Using a TV for photo editing

Started Jan 18, 2022 | Discussions thread
Craig Gillette Forum Pro • Posts: 13,577
Re: Using a TV for photo editing
1

I don't know that one couldn't.  One does have to deal with the size and placement issues.

TVs aren't really optimized for use a still photo editing monitor.  My 55" OLED looks good when I display stills.  I've had it adjacent to my desktop. But the problems then were viewing angles, placement, etc.  Aside from the OLED burn-in concerns, I could treat it as a monitor.  But I didn't edit or really do other work on it, placement, if nothing else, made that almost impossible.

One can say they don't have the right gamut or color spaces, or consistency, backlighting variances, contrast, etc.  But it's capable of being set up and calibrated, it can be set for a variety of presentation purposes. So while not specifically a photo editing monitor, I'm not sure it's worse than a huge number of "real" monitors which also are less than ideal for some purposes.  Gaming monitors look for responsiveness, refresh rates but with moving game action, one may not notice limited gamut or backlighting variations, maybe contrast or black levels.  I've got a couple of older 1920x1080 cheap monitors which are fine for office work but I'd hardly call them photo editing monitors, either.

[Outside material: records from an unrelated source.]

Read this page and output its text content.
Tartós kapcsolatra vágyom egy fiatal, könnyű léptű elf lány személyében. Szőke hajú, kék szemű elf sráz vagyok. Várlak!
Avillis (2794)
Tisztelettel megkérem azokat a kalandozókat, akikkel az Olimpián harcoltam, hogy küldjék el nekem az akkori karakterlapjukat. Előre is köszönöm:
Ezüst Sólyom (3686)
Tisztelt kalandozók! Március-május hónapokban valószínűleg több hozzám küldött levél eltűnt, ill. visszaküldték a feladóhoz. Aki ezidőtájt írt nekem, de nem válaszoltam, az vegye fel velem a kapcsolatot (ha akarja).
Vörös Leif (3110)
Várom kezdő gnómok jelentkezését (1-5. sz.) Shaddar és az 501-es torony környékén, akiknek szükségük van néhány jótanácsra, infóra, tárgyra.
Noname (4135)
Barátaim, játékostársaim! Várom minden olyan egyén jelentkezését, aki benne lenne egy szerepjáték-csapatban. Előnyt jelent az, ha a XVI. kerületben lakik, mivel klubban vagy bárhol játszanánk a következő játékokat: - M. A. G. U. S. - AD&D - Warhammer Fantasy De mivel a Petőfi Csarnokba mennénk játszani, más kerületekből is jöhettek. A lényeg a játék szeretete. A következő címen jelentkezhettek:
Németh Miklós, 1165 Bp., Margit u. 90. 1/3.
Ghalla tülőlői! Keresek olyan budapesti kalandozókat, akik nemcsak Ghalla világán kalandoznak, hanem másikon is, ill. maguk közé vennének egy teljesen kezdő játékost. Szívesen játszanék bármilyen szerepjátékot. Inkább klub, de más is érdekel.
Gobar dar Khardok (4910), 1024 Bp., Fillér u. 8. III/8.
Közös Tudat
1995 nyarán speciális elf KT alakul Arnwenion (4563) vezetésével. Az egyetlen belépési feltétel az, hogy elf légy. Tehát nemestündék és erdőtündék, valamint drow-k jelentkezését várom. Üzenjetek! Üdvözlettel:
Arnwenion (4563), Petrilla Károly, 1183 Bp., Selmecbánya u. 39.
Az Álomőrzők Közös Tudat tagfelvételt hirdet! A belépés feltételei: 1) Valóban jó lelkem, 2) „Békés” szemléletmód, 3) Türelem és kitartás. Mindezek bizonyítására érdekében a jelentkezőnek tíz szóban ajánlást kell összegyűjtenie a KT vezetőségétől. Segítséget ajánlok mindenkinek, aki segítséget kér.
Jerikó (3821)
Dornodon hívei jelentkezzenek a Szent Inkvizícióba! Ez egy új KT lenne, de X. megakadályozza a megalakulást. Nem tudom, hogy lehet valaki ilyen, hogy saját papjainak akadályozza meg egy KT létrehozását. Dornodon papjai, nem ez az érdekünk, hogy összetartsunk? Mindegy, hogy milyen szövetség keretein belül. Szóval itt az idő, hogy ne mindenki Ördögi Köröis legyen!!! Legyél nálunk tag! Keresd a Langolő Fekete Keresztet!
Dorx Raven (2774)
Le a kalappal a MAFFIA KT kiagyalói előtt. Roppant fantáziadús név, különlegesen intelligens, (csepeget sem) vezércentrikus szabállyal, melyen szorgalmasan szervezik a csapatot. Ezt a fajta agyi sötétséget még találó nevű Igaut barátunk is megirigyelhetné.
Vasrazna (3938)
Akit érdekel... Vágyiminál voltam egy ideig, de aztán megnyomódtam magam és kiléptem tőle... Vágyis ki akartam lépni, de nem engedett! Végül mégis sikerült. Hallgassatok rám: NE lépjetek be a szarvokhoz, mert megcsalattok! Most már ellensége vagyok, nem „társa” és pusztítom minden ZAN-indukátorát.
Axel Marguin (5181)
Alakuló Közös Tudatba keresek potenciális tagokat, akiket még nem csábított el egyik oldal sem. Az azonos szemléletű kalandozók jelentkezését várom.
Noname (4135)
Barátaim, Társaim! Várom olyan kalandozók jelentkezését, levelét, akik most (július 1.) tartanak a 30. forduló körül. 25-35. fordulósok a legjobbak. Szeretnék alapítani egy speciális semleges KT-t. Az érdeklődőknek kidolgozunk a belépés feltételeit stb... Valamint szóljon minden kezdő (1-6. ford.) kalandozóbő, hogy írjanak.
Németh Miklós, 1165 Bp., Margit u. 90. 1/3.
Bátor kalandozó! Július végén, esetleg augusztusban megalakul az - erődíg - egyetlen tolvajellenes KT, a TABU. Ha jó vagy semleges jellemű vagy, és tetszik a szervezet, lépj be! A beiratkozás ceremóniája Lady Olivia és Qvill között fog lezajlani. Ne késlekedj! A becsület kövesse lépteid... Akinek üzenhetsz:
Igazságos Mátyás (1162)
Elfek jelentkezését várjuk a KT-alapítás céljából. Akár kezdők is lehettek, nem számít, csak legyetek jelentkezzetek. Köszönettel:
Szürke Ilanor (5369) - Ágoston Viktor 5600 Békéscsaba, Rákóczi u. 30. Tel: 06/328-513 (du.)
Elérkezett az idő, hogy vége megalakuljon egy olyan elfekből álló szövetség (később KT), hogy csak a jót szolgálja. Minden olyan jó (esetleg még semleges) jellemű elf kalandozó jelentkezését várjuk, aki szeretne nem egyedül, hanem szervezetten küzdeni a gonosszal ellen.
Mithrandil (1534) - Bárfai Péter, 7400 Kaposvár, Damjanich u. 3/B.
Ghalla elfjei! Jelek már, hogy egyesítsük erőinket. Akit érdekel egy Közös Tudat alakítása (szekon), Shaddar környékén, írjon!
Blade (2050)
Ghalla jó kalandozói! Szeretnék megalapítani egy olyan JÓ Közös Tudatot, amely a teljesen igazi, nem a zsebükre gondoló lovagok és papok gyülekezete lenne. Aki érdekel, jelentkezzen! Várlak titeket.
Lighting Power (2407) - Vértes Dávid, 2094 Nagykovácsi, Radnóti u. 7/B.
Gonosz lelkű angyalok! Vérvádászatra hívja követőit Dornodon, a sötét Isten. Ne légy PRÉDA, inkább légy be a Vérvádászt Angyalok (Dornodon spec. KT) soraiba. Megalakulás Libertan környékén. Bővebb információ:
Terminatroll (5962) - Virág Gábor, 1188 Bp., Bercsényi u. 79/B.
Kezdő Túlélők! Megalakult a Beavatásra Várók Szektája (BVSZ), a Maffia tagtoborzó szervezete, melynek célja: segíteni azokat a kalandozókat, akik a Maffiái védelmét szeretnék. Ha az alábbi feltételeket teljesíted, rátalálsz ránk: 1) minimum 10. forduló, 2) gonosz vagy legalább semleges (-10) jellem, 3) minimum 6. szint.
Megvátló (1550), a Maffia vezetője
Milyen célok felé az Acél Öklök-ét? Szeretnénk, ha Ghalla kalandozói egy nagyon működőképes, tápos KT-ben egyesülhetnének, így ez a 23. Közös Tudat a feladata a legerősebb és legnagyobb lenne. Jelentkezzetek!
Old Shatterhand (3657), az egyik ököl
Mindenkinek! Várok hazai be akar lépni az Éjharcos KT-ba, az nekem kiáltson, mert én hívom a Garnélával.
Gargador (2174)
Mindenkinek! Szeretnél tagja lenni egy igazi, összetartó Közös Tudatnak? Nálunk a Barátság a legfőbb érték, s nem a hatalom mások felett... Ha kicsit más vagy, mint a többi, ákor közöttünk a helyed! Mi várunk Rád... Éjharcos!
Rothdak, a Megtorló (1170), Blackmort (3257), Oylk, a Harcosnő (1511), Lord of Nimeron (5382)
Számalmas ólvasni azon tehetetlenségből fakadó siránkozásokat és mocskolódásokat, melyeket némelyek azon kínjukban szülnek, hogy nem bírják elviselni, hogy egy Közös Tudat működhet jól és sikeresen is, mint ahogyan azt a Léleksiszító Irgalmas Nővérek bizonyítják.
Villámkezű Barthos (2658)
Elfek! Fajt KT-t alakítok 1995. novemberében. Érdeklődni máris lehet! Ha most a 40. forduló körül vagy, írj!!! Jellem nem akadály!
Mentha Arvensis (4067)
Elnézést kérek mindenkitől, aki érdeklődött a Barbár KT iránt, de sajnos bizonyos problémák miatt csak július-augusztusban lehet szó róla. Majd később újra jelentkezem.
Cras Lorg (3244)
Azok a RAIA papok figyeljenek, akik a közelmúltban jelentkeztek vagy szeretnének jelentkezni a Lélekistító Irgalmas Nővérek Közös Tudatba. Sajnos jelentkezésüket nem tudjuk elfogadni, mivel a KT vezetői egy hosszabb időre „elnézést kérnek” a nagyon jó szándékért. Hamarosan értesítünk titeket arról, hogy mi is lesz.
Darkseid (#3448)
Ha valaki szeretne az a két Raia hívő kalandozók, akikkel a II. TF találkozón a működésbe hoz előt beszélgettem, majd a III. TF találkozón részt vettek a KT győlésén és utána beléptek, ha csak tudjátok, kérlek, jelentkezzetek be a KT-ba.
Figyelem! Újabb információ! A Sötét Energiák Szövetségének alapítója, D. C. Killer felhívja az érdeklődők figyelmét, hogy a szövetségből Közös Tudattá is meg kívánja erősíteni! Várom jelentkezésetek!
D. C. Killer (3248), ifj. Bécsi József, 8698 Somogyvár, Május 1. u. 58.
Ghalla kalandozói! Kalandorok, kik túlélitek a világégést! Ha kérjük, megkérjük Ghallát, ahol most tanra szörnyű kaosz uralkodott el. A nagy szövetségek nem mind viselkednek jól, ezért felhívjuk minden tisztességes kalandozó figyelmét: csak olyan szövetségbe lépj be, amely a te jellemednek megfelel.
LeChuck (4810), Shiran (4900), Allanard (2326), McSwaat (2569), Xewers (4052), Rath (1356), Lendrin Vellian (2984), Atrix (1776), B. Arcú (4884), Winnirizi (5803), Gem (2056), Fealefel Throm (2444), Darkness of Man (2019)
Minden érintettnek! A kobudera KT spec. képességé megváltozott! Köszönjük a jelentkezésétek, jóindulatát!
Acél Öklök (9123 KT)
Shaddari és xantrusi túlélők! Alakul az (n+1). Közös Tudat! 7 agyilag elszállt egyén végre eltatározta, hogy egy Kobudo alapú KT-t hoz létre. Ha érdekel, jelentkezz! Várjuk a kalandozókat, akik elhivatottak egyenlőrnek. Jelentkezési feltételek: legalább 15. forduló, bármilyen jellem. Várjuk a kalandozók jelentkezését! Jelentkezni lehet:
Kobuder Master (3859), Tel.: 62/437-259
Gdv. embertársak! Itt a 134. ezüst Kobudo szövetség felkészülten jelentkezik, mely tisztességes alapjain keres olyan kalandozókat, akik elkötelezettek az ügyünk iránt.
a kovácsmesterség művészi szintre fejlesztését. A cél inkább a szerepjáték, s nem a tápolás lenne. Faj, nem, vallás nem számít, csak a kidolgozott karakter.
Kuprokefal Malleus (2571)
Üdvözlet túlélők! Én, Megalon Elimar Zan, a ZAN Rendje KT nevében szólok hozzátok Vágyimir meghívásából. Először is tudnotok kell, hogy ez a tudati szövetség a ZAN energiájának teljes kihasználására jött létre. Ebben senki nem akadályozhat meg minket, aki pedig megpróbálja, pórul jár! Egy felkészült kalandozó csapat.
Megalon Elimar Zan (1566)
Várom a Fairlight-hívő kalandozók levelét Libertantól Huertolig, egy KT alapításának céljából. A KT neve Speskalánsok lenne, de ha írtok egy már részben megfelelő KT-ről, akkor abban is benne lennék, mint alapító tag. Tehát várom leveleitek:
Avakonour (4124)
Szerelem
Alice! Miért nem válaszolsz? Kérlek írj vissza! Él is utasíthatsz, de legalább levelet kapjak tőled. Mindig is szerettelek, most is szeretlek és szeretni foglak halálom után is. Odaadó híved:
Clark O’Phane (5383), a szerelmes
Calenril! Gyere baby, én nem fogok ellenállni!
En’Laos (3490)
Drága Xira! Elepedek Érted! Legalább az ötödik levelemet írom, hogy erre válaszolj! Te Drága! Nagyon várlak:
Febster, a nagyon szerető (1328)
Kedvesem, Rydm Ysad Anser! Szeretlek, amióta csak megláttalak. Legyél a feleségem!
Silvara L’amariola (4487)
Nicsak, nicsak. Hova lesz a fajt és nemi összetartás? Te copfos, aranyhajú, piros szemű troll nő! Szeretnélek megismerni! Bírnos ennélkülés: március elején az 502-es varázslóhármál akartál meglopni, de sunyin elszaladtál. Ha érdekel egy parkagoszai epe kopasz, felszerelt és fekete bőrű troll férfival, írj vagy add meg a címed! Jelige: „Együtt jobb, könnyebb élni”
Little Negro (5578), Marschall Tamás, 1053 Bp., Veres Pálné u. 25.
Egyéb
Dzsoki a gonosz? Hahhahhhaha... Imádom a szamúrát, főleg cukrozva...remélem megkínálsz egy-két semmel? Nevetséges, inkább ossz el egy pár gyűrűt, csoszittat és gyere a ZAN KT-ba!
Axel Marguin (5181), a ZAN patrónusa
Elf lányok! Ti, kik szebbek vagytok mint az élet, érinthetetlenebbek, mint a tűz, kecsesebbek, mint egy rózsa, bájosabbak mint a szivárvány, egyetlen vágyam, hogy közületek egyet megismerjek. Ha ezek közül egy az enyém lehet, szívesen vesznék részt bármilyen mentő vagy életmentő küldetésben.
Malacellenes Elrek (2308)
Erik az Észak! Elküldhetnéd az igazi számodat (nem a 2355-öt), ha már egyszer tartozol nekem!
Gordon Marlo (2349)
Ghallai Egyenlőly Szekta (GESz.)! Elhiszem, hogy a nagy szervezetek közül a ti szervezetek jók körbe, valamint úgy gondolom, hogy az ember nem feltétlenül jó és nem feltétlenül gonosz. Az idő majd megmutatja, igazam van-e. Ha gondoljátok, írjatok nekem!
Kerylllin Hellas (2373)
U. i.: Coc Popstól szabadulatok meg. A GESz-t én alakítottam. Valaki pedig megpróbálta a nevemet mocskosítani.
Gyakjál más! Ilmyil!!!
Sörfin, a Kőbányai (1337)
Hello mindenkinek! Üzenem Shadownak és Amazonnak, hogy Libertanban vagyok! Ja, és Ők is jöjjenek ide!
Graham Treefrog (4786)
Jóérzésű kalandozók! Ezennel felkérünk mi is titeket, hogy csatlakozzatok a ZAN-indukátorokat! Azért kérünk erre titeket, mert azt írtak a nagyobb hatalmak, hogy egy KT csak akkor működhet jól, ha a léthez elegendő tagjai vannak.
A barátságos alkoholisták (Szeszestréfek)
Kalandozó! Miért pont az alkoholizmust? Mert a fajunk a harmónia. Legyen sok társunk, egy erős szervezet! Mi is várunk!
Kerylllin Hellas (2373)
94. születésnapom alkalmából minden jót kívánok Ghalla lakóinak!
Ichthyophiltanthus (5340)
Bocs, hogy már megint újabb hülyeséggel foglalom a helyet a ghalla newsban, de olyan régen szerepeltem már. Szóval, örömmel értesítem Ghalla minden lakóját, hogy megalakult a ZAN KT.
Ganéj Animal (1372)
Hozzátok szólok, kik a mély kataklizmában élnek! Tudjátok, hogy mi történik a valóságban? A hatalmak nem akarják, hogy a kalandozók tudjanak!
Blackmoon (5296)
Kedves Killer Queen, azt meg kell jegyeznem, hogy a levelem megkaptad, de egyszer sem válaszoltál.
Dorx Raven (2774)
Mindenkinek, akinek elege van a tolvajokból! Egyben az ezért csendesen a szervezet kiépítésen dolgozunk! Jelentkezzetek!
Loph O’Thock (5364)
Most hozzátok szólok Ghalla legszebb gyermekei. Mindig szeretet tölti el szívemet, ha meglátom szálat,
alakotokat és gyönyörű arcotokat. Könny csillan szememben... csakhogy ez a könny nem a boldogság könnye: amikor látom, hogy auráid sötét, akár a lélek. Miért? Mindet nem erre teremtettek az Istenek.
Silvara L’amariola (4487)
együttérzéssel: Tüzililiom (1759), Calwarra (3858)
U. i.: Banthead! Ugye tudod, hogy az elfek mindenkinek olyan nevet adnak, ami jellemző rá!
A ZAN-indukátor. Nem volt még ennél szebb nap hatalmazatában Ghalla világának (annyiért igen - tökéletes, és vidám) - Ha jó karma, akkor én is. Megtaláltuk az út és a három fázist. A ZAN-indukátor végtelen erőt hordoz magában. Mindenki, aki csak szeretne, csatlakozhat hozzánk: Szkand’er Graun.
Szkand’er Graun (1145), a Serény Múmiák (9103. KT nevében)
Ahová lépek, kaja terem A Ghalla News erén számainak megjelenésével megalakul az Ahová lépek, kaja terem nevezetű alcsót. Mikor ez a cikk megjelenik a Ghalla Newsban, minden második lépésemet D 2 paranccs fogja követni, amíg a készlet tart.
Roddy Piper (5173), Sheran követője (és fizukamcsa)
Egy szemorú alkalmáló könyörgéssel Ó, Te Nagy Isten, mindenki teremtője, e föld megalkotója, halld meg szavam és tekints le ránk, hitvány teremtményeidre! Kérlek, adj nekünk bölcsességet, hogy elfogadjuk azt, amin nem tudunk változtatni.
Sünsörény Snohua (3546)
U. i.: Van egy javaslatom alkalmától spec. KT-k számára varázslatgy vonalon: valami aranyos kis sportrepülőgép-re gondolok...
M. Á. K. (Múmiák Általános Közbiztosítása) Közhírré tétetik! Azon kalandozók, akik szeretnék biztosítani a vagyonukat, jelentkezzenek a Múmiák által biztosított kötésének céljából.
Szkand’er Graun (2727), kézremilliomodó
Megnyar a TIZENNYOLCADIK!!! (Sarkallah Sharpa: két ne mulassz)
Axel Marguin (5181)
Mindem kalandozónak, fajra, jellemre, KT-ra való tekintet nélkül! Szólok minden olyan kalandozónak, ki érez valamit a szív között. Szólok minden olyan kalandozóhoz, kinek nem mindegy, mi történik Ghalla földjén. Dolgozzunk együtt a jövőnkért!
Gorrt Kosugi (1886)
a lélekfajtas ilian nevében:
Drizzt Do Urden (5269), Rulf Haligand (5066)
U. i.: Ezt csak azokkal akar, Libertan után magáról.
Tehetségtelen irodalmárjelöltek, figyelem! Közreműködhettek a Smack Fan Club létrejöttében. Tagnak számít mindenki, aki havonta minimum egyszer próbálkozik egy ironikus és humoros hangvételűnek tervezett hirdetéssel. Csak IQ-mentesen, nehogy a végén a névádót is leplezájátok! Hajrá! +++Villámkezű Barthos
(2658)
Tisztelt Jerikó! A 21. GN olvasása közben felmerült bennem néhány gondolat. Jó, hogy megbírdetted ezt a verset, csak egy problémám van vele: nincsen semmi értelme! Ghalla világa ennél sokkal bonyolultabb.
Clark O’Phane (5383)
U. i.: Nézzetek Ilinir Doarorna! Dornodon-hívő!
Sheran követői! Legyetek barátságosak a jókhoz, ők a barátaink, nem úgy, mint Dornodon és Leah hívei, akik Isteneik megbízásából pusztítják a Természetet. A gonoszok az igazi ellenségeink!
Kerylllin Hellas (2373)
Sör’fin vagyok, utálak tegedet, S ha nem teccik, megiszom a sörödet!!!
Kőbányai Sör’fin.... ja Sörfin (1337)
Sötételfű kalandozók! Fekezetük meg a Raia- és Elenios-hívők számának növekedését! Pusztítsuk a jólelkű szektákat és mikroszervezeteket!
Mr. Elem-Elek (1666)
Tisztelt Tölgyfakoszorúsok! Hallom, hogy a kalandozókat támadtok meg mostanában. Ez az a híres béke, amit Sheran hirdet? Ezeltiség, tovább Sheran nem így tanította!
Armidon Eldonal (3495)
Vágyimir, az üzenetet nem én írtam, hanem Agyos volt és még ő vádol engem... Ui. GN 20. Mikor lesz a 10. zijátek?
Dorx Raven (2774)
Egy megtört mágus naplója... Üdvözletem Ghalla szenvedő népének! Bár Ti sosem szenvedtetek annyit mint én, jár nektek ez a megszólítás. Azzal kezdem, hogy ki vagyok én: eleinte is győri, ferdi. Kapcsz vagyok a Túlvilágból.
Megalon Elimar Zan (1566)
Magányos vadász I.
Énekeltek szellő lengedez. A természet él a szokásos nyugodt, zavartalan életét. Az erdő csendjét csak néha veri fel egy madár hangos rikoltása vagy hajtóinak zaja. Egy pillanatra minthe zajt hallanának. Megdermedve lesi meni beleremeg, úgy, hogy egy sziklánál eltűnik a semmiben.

I guess it comes down to just what one needs in a monitor or tv.  Some people want their tv viewing experience in lighting controlled rooms, multi-channel audio. dedicated seating, etc.  If the photo editing is limited, one shoots in jpg and maybe crops some, etc., then the Tv may be fine.  Others need controlled lighting, critical repeastability and matching, etc.and aren't using $500 consumer monitors, either.